Earnings Call Excerpt
Rocky Brands Inc. (RCKY)
Q4 2008 Earnings Call
February 19, 2009 4:30 pm ET
Executives
Brendon Frey - IR, ICR, Inc.
Mike Brooks - Chairman and CEO
David Sharp - President and COO
Jim McDonald - CFO and Treasurer
Analysts
Kevin Kim - Robert W. Baird & Co.
Dan Meyers - D.A. Davidson & Company
Timothy Stavros - Stavros Associate Management
Presentation
Operator
Welcome to the Rocky Brands Incorporated fourth quarter 2008 full year results conference call. (Operator Instructions).
I would now like to turn the conference over to Mr. Brendon Frey, please go ahead.
Brendon Frey
Thanks. Before we begin, please note that today's discussion, including the Q&A period, may contain forward-looking statements as defined by the Private Securities Litigation Reform Act of 1995, such statements are based on information and assumptions available at this time, and are subject to change, risks and uncertainties, which may cause actual results to differ materially. We assume no obligation to update such statements.
For a complete discussion of the risks and uncertainties, please refer to today's press release and reports filed with the Securities and Exchange Commission, including Rocky's Form 10-K for the year ended December 31, 2007.

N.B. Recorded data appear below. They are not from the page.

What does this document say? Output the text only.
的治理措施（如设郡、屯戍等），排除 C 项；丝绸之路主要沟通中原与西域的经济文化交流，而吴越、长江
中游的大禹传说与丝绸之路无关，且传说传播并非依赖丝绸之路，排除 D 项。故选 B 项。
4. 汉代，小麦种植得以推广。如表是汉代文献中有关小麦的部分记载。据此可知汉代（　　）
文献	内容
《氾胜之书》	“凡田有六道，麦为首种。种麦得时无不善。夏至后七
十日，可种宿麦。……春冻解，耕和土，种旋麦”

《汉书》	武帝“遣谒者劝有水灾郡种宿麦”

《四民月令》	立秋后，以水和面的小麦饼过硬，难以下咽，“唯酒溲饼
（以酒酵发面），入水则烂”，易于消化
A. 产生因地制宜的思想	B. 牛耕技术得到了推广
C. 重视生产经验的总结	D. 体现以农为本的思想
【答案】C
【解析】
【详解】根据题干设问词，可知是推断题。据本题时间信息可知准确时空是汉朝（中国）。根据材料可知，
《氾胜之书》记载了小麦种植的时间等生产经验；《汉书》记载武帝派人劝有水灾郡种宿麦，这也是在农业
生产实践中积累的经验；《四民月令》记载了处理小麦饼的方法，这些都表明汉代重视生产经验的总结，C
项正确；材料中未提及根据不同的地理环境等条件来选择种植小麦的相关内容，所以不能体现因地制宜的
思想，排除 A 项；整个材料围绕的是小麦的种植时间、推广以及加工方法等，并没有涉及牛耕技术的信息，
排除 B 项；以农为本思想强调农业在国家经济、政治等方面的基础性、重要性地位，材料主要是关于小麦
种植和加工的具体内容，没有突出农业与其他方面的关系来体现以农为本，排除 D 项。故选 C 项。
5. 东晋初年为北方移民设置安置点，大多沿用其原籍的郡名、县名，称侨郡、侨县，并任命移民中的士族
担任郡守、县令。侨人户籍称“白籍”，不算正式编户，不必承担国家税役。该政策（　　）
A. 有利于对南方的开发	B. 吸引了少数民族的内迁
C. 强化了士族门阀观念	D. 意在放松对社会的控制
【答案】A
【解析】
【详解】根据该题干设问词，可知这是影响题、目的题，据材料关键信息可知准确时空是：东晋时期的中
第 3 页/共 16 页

I'll now turn the conference over to Mr. Mike Brooks, Chairman and Chief Executive Officer of Rocky Brands.
Mike Brooks
Thank you Brendon, and thanks to everyone for joining us this afternoon to review our fourth quarter and 2008 full year results. With me on today's call is David Sharp, our President and Chief Operating Officer, and Jim McDonald, our Chief Financial Officer and Treasurer.
We are very pleased with our fourth quarter operating performance, which represents a solid finish to the year for our company. 2008 was clearly one of the most challenging periods that the footwear retail industry has ever faced. Particularly the last six months, as the economy contracted more than expected and the consumer environment deteriorated even further.
As we expected, fourth quarter sales were down versus a year ago. However, we were able to report a significant earnings improvement for the fourth quarter.
For the fourth quarter, diluted earnings per share excluding the non-cash charge detailed in our earnings release was $0.13 versus a loss of $0.02. For the full year, diluted earnings per share on an operational basis improved over 800% to $0.75 from $0.08 in 2007, despite selling decline of 5.7% to $259.5 million.
Our enhanced profitability was achieved through a number of actions taken over the past 18 months, aimed at rationalizing our operation platform and improving our wholesale gross margin. In the fourth quarter alone we reduced our selling, general and administrative expenses by $4.6 million or 18%, and for the year lowered it by $8.9 million or 9%.